Sanmesse is an area in southern Japan that has exact scale replica Mo'ai head from Easter island. Some of the Mo'ai face the ocean, towards Easter island which is facing Samesse from the other side of the world.
Moai, or mo‘ai, are monolithic human figures carved from rock on the Polynesian island of Easter Island, Chile between the years 1250 and 1500. Nearly half are still at Rano Raraku, the main moai quarry, but hundreds were transported from there and set on stone platforms called ahu around the island’s perimeter. Almost all moai have overly large heads three-fifths the size of their bodies. The moai are chiefly the living faces of deified ancestors. The statues still gazed inland across their clan lands when Europeans first visited the island, but most would be cast down during later conflicts between clans.
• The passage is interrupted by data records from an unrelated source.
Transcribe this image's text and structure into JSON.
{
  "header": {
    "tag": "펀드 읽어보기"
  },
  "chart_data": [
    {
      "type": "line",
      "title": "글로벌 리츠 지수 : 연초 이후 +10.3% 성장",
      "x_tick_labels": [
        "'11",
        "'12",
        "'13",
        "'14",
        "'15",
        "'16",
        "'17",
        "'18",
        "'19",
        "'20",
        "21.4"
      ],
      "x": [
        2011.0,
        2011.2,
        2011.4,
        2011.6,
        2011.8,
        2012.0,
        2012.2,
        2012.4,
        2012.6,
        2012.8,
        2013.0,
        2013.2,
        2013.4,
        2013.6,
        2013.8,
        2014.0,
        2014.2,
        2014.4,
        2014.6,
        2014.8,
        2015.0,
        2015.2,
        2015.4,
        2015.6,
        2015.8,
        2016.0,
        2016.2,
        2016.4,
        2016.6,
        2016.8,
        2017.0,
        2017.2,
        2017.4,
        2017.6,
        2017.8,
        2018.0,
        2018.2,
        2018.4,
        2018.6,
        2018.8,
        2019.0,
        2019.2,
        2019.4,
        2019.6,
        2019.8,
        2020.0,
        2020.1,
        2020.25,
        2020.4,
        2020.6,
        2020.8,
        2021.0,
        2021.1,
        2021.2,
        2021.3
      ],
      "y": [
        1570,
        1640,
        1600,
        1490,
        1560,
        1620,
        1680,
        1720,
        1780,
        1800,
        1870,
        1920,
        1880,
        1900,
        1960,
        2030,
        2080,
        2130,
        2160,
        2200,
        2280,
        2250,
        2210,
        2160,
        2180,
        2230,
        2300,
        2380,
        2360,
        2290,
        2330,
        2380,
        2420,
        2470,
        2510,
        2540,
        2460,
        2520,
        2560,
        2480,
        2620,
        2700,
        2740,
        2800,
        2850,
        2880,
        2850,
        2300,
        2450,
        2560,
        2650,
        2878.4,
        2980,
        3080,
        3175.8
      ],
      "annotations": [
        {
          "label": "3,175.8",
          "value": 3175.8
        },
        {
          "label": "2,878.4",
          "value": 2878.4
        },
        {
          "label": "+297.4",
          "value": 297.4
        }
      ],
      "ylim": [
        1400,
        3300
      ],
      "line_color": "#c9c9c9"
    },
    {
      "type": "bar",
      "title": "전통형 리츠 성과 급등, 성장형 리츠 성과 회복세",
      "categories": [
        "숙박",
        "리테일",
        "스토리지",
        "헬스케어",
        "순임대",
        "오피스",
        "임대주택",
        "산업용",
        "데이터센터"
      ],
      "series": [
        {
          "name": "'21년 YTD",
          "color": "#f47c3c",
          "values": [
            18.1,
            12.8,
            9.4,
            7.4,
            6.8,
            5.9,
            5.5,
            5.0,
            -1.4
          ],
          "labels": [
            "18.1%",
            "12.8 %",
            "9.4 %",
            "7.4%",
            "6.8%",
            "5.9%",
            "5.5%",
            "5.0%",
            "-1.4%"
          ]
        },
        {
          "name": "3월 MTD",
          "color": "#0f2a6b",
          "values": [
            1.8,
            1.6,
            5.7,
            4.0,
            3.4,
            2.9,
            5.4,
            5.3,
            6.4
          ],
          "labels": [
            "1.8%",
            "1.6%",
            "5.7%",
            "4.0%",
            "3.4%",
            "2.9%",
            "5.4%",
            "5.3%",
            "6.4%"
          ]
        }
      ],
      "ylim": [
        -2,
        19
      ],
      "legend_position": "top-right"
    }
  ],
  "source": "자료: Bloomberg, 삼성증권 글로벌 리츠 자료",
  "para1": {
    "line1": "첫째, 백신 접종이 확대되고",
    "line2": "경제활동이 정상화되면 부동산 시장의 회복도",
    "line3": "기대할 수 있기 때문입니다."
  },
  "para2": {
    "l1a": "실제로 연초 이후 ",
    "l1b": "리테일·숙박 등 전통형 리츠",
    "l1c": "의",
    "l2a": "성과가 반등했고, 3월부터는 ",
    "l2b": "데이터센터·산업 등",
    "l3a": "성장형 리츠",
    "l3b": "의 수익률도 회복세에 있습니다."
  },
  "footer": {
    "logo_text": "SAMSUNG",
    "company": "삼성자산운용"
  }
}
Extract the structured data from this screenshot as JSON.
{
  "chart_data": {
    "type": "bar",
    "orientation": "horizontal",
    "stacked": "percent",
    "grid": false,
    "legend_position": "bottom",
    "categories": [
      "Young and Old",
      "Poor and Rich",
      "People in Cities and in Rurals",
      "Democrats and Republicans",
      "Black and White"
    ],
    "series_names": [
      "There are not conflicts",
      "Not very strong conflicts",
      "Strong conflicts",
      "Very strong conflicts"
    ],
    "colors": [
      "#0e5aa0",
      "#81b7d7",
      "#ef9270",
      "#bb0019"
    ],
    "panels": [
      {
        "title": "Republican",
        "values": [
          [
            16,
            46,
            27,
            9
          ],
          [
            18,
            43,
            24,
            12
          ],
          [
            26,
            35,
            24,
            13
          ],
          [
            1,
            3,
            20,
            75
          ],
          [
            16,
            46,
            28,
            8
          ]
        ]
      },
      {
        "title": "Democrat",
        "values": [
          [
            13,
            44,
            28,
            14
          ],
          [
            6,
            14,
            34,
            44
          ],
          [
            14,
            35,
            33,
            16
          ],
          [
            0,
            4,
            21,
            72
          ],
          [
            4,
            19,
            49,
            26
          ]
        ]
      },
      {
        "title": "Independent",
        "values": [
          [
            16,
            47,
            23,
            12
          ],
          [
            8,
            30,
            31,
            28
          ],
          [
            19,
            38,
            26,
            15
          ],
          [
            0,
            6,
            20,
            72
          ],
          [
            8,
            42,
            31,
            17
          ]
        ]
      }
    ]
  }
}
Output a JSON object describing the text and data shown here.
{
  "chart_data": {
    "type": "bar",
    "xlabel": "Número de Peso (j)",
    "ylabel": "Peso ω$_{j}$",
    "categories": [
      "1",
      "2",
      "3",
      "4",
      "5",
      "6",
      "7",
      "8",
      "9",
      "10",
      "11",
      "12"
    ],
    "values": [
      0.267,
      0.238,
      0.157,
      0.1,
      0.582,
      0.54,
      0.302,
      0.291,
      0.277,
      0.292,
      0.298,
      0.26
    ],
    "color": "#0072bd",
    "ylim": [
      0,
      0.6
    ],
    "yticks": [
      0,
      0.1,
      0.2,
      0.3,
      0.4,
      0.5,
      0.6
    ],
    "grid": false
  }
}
The 887 statues, production and transportation is considered a remarkable creative and physical feat. The tallest moai erected, called Paro, was almost 10 metres (33 ft) high and weighed 75 tons, the heaviest erected was a shorter but squatter moai at Ahu Tongariki, weighing 86 tons, and one unfinished sculpture, if completed, would have been approximately 21 metres (69 ft) tall with a weight of about 270 tons.
Eleven or more moai have been removed from the island and transported to locations around the world, including six out of the thirteen moai that were carved from basalt. ( wikipedia ). This one on the picture is in the Musee du Louvre in Paris.